The White House pulled out all the stops for today’s rollout of the new National Climate Assessment (NCA), including making President Obama available to talk to local and national weather people about global warming. The report itself — download the whole 839-page paper here — is an incredibly impressive piece of work, detailing the current impacts and projected effects of global warming in the U.S. across a range of geographic regions and economic sectors. Even better is the government website dedicated to the NCA, which offers fascinating interactive and multimedia tools to help anyone see how climate change will affect their life, their community and their country. The entire document is much easier to understand — and much bolder — than the increasingly antiquated Intergovernmental Panel on Climate Change assessments. If the U.S. were as good at stopping climate change as we are at studying it, we’d have nothing to fear.

But we’re not—and we do. It’s worth exploring the NCA on your own — start with the highlights — but what struck me is this: to understand what climate change has done and will do to the U.S., you need to understand the extremes. There’s something about the very term “global warming” that makes it seem as if climate change is something that will happen gradually and uniformly, like boiling a pot of water. The NCA finds U.S. average temperature are expected to rise 2°F (1.1°C) to 4°F (2.2°C) over the next few decades, which on the face of it can seem easy to adapt to. The difference between an 83°F (28.3°C) and an 87°F (30.6°C) summer day is barely noticeable.

But those averages can hide dramatic changes in extremes. Heat waves have become more frequent across the U.S. in recent decades, with western regions setting records in the 200s, while the number of extreme cold waves has reached the lowest level on record. The number of record low monthly temperatures has declined to the lowest level since 1911, while the number of record high temperature days has increased to the highest level since the 1930s. And that’s expected to worsen — by the end of the century, what would have previously been once-in-20-year extreme hot days are projected to occur every two or three years across much of the country.

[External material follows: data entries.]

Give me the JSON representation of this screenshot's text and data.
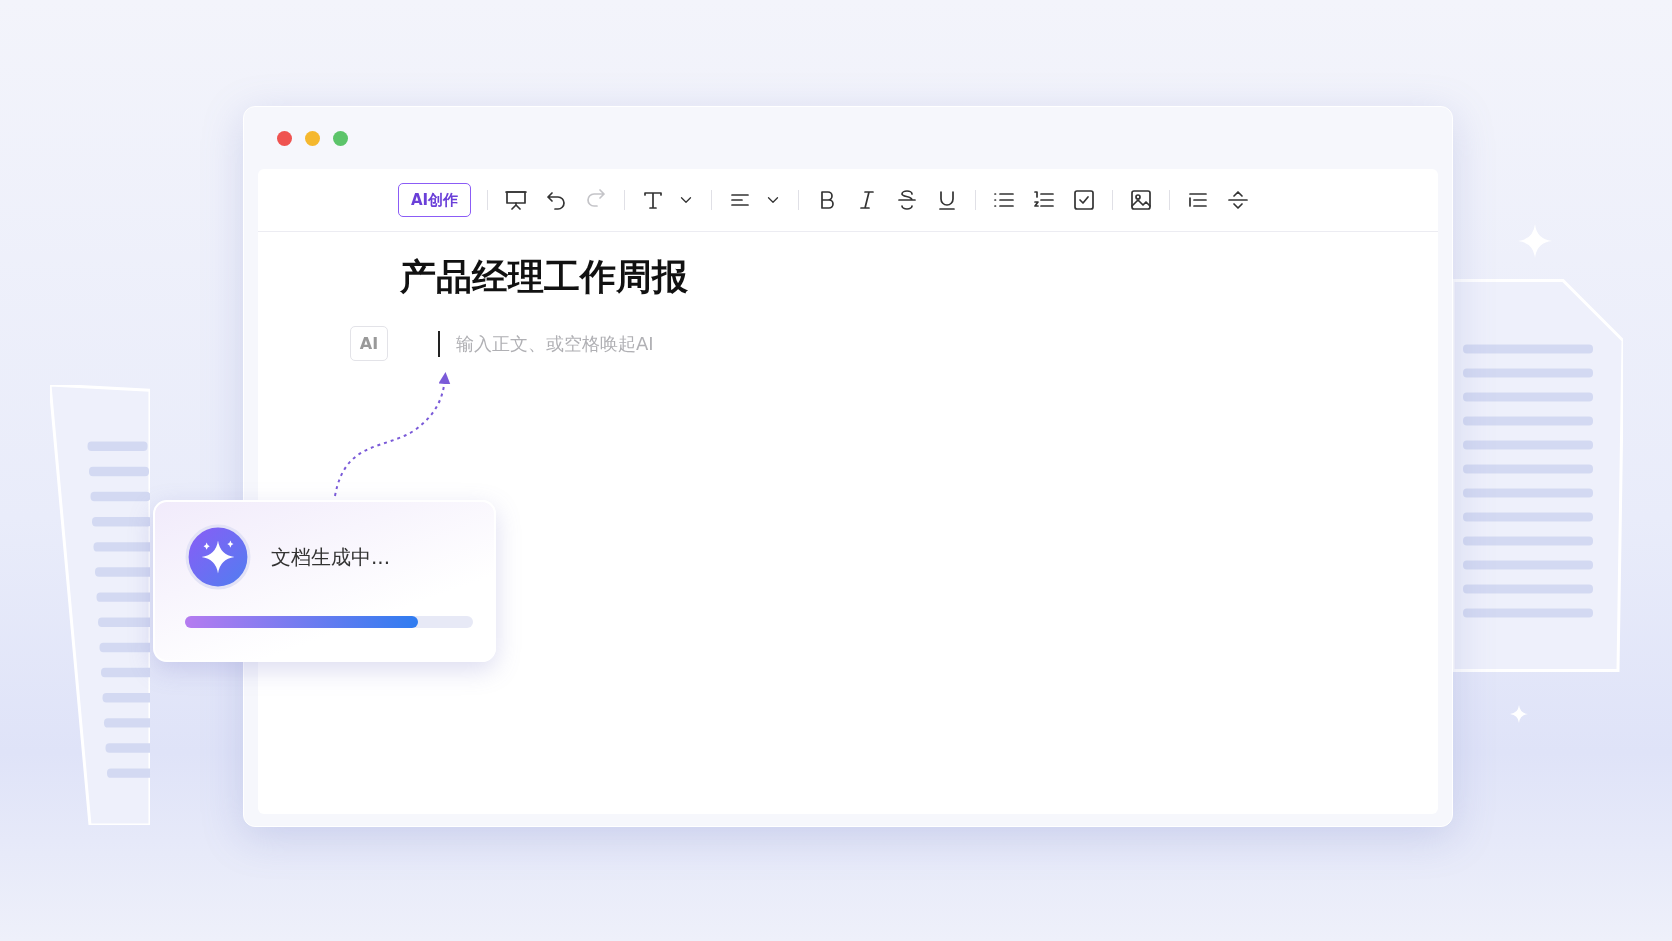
{
  "toolbar": {
    "ai_button": "AI创作",
    "redo": {
      "disabled": true
    }
  },
  "document": {
    "title": "产品经理工作周报",
    "ai_badge": "AI",
    "body": {
      "placeholder": "输入正文、或空格唤起AI"
    }
  },
  "progress_card": {
    "text": "文档生成中...",
    "level": 0.81
  }
}
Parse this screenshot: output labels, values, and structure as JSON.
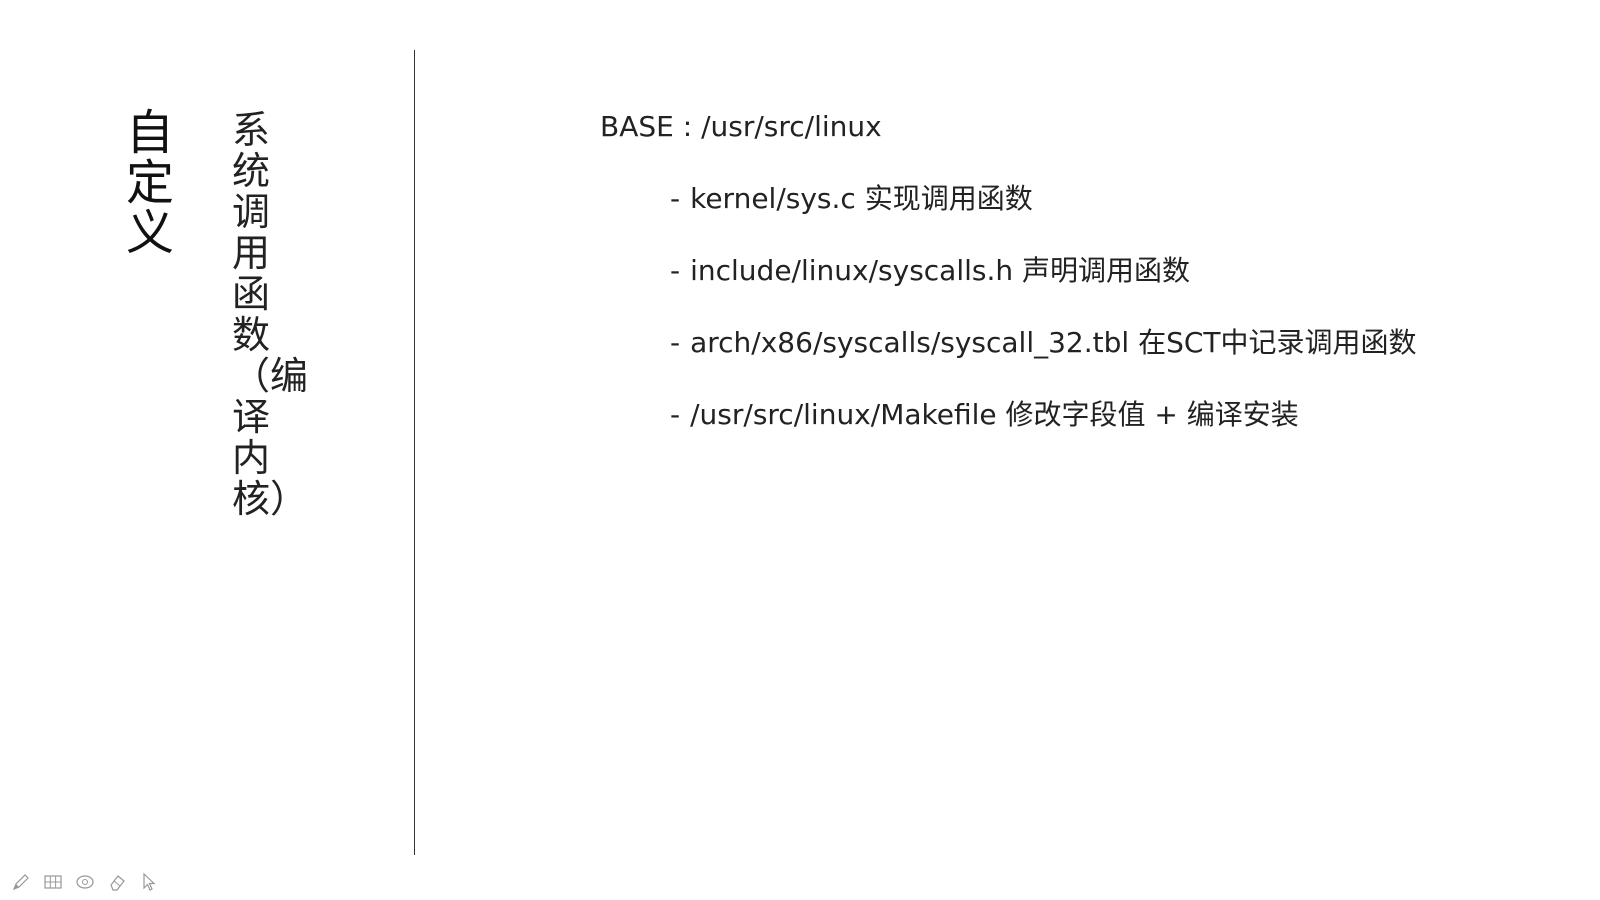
{
  "slide": {
    "title_main": "自定义",
    "title_sub": "系统调用函数（编译内核）",
    "base": "BASE : /usr/src/linux",
    "items": [
      {
        "dash": "-",
        "path": "kernel/sys.c",
        "desc": "实现调用函数"
      },
      {
        "dash": "-",
        "path": "include/linux/syscalls.h",
        "desc": "声明调用函数"
      },
      {
        "dash": "-",
        "path": "arch/x86/syscalls/syscall_32.tbl",
        "desc": "在SCT中记录调用函数"
      },
      {
        "dash": "-",
        "path": "/usr/src/linux/Makefile",
        "desc": "修改字段值 + 编译安装"
      }
    ]
  },
  "toolbar": {
    "tools": [
      "pen-icon",
      "slides-grid-icon",
      "zoom-icon",
      "eraser-icon",
      "pointer-icon"
    ]
  }
}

That’s true for precipitation as well. On average, precipitation is expected to increase across the country, which makes sense — warmer air can hold more water. But increasingly that rainfall is coming in very heavy precipitation events. (That’s a once-in-20-year day of rainfall.) In the Northeast, Midwest and upper Great Plains, the amount of rain falling in very heavy precipitation events is more than 30% above the 1901–60 average. If carbon emissions keep growing, those extreme precipitation events could occur up to five times more often. Even in regions where total precipitation is expected to decrease — like the parched Southwest — what rain that does fall is more likely to fall in heavy events. “It’s not the average changes we’ll notice,” said Jerry Melillo, the chairman of the National Climate Assessment Committee, at the White House event this afternoon. “It’s the extremes.”

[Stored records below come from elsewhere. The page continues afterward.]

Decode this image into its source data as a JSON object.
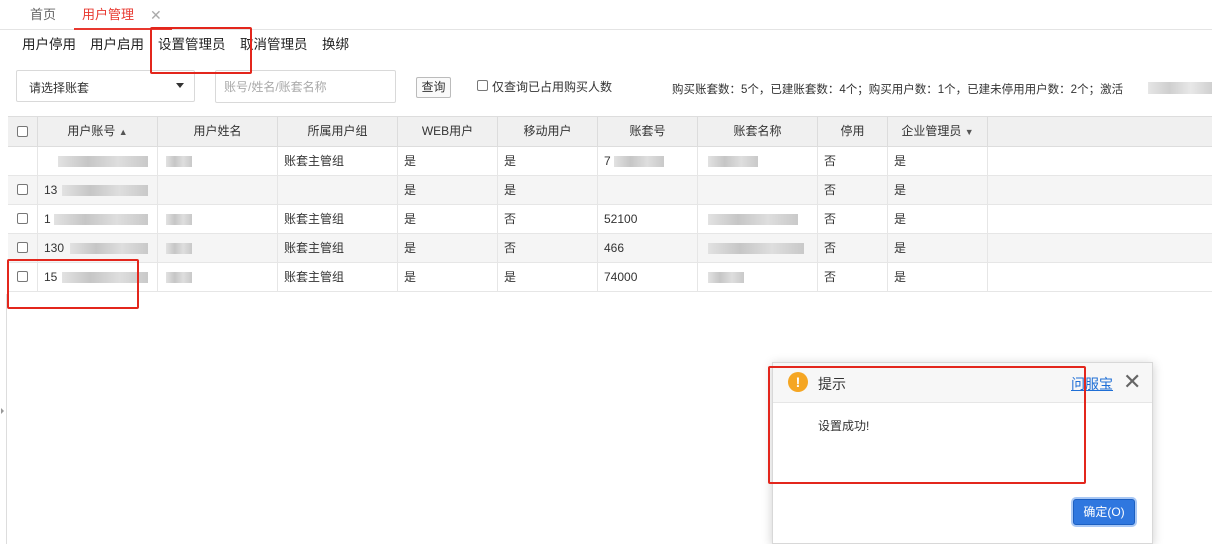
{
  "tabs": {
    "home": "首页",
    "current": "用户管理",
    "close_glyph": "✕"
  },
  "menu": [
    "用户停用",
    "用户启用",
    "设置管理员",
    "取消管理员",
    "换绑"
  ],
  "filter": {
    "select_value": "请选择账套",
    "search_placeholder": "账号/姓名/账套名称",
    "query_label": "查询",
    "checkbox_label": "仅查询已占用购买人数",
    "stats": "购买账套数：5个，已建账套数：4个；购买用户数：1个，已建未停用用户数：2个；激活"
  },
  "grid": {
    "headers": [
      "",
      "用户账号",
      "用户姓名",
      "所属用户组",
      "WEB用户",
      "移动用户",
      "账套号",
      "账套名称",
      "停用",
      "企业管理员"
    ],
    "sort_asc_glyph": "▲",
    "sort_desc_glyph": "▼",
    "rows": [
      {
        "account": "",
        "name": "",
        "group": "账套主管组",
        "web": "是",
        "mobile": "是",
        "set_no": "7",
        "set_name": "",
        "disabled": "否",
        "admin": "是"
      },
      {
        "account": "13",
        "name": "",
        "group": "",
        "web": "是",
        "mobile": "是",
        "set_no": "",
        "set_name": "",
        "disabled": "否",
        "admin": "是"
      },
      {
        "account": "1",
        "name": "",
        "group": "账套主管组",
        "web": "是",
        "mobile": "否",
        "set_no": "52100",
        "set_name": "",
        "disabled": "否",
        "admin": "是"
      },
      {
        "account": "130",
        "name": "",
        "group": "账套主管组",
        "web": "是",
        "mobile": "否",
        "set_no": "466",
        "set_name": "",
        "disabled": "否",
        "admin": "是"
      },
      {
        "account": "15",
        "name": "",
        "group": "账套主管组",
        "web": "是",
        "mobile": "是",
        "set_no": "74000",
        "set_name": "",
        "disabled": "否",
        "admin": "是"
      }
    ]
  },
  "dialog": {
    "icon_glyph": "!",
    "title": "提示",
    "link": "问服宝",
    "close_glyph": "✕",
    "message": "设置成功!",
    "ok_label": "确定(O)"
  },
  "colors": {
    "accent": "#e8382f",
    "annotation": "#e3261c",
    "primary_button": "#2f77df",
    "warning": "#f5a623"
  },
  "icons": [
    "close-icon",
    "dropdown-arrow-icon",
    "sort-asc-icon",
    "sort-desc-icon",
    "warning-icon",
    "dialog-close-icon"
  ]
}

That’s because it’s extreme weather that really tests our resilience. A prolonged heat wave leads to a spike in electricity demand as people turn up their air conditioning, which in turn can stress out our vulnerable electrical grid, leading to brownouts and blackouts. Those who don’t have access to cooling—especially the elderly and the poor — are at direct risk for heat-related health conditions. Extreme precipitation events — like the one that struck much of the Southeast last week — can lead to devastating floods, which have been on the increase in the eastern Great Plans, parts of the Midwest and much of New England. The inland floods from Hurricane Irene were devastating for much of the Northeast, destroying farms and infrastructure. Those costs will compound over time as we keep adding greenhouse gases into the atmosphere.

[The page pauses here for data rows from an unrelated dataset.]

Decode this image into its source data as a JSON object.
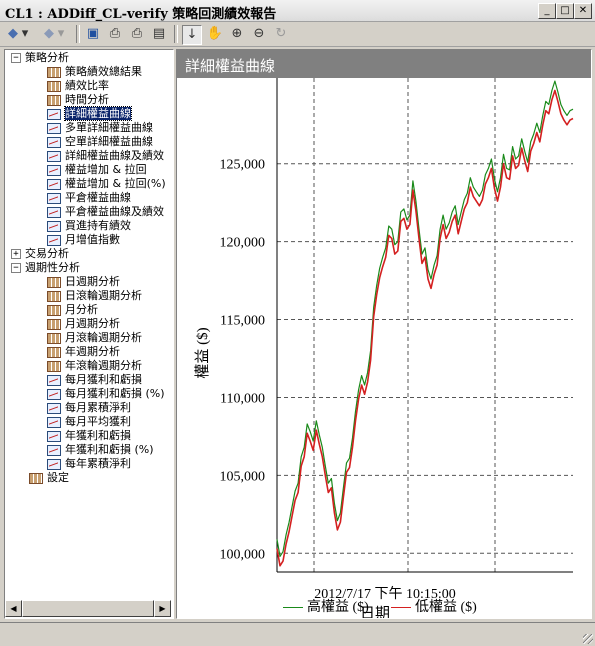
{
  "window": {
    "title": "CL1 : ADDiff_CL-verify 策略回測績效報告",
    "minimize": "_",
    "maximize": "□",
    "close": "✕"
  },
  "toolbar": {
    "back": "◆",
    "back_dd": "▾",
    "forward": "◆",
    "forward_dd": "▾",
    "save": "▣",
    "preview": "⎙",
    "print": "⎙",
    "grid": "▤",
    "pointer": "↓",
    "pan": "✋",
    "zoom_in": "⊕",
    "zoom_out": "⊖",
    "reset": "↻"
  },
  "tree": {
    "items": [
      {
        "label": "策略分析",
        "type": "group",
        "expander": "−"
      },
      {
        "label": "策略績效總結果",
        "type": "leaf"
      },
      {
        "label": "績效比率",
        "type": "leaf"
      },
      {
        "label": "時間分析",
        "type": "leaf"
      },
      {
        "label": "詳細權益曲線",
        "type": "chart",
        "selected": true
      },
      {
        "label": "多單詳細權益曲線",
        "type": "chart"
      },
      {
        "label": "空單詳細權益曲線",
        "type": "chart"
      },
      {
        "label": "詳細權益曲線及績效",
        "type": "chart"
      },
      {
        "label": "權益增加 & 拉回",
        "type": "chart"
      },
      {
        "label": "權益增加 & 拉回(%)",
        "type": "chart"
      },
      {
        "label": "平倉權益曲線",
        "type": "chart"
      },
      {
        "label": "平倉權益曲線及績效",
        "type": "chart"
      },
      {
        "label": "買進持有績效",
        "type": "chart"
      },
      {
        "label": "月增值指數",
        "type": "chart"
      },
      {
        "label": "交易分析",
        "type": "group",
        "expander": "+"
      },
      {
        "label": "週期性分析",
        "type": "group",
        "expander": "−"
      },
      {
        "label": "日週期分析",
        "type": "leaf"
      },
      {
        "label": "日滾輪週期分析",
        "type": "leaf"
      },
      {
        "label": "月分析",
        "type": "leaf"
      },
      {
        "label": "月週期分析",
        "type": "leaf"
      },
      {
        "label": "月滾輪週期分析",
        "type": "leaf"
      },
      {
        "label": "年週期分析",
        "type": "leaf"
      },
      {
        "label": "年滾輪週期分析",
        "type": "leaf"
      },
      {
        "label": "每月獲利和虧損",
        "type": "chart"
      },
      {
        "label": "每月獲利和虧損 (%)",
        "type": "chart"
      },
      {
        "label": "每月累積淨利",
        "type": "chart"
      },
      {
        "label": "每月平均獲利",
        "type": "chart"
      },
      {
        "label": "年獲利和虧損",
        "type": "chart"
      },
      {
        "label": "年獲利和虧損 (%)",
        "type": "chart"
      },
      {
        "label": "每年累積淨利",
        "type": "chart"
      },
      {
        "label": "設定",
        "type": "leaf"
      }
    ]
  },
  "scroll": {
    "left": "◀",
    "right": "▶"
  },
  "panel": {
    "title": "詳細權益曲線"
  },
  "chart_data": {
    "type": "line",
    "title": "",
    "xlabel": "日期",
    "ylabel": "權益 ($)",
    "xtick_label": "2012/7/17 下午 10:15:00",
    "yticks": [
      100000,
      105000,
      110000,
      115000,
      120000,
      125000
    ],
    "ytick_labels": [
      "100,000",
      "105,000",
      "110,000",
      "115,000",
      "120,000",
      "125,000"
    ],
    "ylim": [
      98800,
      130500
    ],
    "grid": true,
    "legend_position": "bottom",
    "x": [
      0,
      3,
      6,
      9,
      12,
      15,
      18,
      21,
      24,
      27,
      30,
      33,
      36,
      39,
      42,
      45,
      48,
      51,
      54,
      57,
      60,
      63,
      66,
      69,
      72,
      75,
      78,
      81,
      84,
      87,
      90,
      93,
      96,
      99,
      102,
      105,
      108,
      111,
      114,
      117,
      120,
      123,
      126,
      129,
      132,
      135,
      138,
      141,
      144,
      147,
      150,
      153,
      156,
      159,
      162,
      165,
      168,
      171,
      174,
      177,
      180,
      183,
      186,
      189,
      192,
      195,
      198,
      201,
      204,
      207,
      210,
      213,
      216,
      219,
      222,
      225,
      228,
      231,
      234,
      237,
      240,
      243,
      246,
      249,
      252,
      255,
      258,
      261,
      264,
      267,
      270,
      273,
      276,
      279,
      282,
      285,
      288,
      291,
      294
    ],
    "series": [
      {
        "name": "高權益 ($)",
        "color": "#1a8a1a",
        "values": [
          100900,
          99800,
          100100,
          101200,
          102000,
          103000,
          104000,
          104500,
          106200,
          106800,
          108300,
          107800,
          107200,
          108500,
          107600,
          106800,
          105600,
          104500,
          104800,
          103200,
          102100,
          102600,
          104200,
          105800,
          106100,
          107400,
          109100,
          110500,
          111400,
          110800,
          111600,
          113000,
          115800,
          117200,
          118300,
          119000,
          119600,
          121000,
          120800,
          119800,
          120000,
          121900,
          122100,
          121400,
          121700,
          123900,
          122600,
          120800,
          119200,
          119600,
          118200,
          117600,
          118500,
          119100,
          120800,
          121700,
          120800,
          121200,
          121900,
          122300,
          121100,
          121900,
          122700,
          123100,
          124100,
          123500,
          123200,
          122900,
          123300,
          124300,
          124700,
          125300,
          124000,
          123200,
          124100,
          125600,
          124700,
          124600,
          126100,
          125300,
          125500,
          126600,
          125800,
          125100,
          126400,
          126900,
          127600,
          127000,
          128100,
          129000,
          128800,
          129700,
          130300,
          129600,
          128800,
          128400,
          128100,
          128400,
          128500
        ]
      },
      {
        "name": "低權益 ($)",
        "color": "#d42020",
        "values": [
          100300,
          99200,
          99500,
          100600,
          101400,
          102400,
          103400,
          103900,
          105600,
          106200,
          107700,
          107200,
          106600,
          107900,
          107000,
          106200,
          105000,
          103900,
          104200,
          102600,
          101500,
          102000,
          103600,
          105200,
          105500,
          106800,
          108500,
          109900,
          110800,
          110200,
          111000,
          112400,
          115200,
          116600,
          117700,
          118400,
          119000,
          120400,
          120200,
          119200,
          119400,
          121300,
          121500,
          120800,
          121100,
          123300,
          122000,
          120200,
          118600,
          119000,
          117600,
          117000,
          117900,
          118500,
          120200,
          121100,
          120200,
          120600,
          121300,
          121700,
          120500,
          121300,
          122100,
          122500,
          123500,
          122900,
          122600,
          122300,
          122700,
          123700,
          124100,
          124700,
          123400,
          122600,
          123500,
          125000,
          124100,
          124000,
          125500,
          124700,
          124900,
          126000,
          125200,
          124500,
          125800,
          126300,
          127000,
          126400,
          127500,
          128400,
          128200,
          129100,
          129700,
          129000,
          128200,
          127800,
          127500,
          127800,
          127900
        ]
      }
    ]
  }
}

The red-carpet rollout of the NCA wasn’t by accident — later this year Obama’s Environmental Protection Agency (EPA) will put forward regulations designed to curb carbon emissions from existing power plants. It’s in his interest to make the scientific threat of climate change crystal clear — and the NCA does that. But the science is the easy part. “We all have to come together and turn these words into actions,” said National Oceanic and Atmospheric Administration head Kathryn Sullivan at the White House event. That’s the tough part.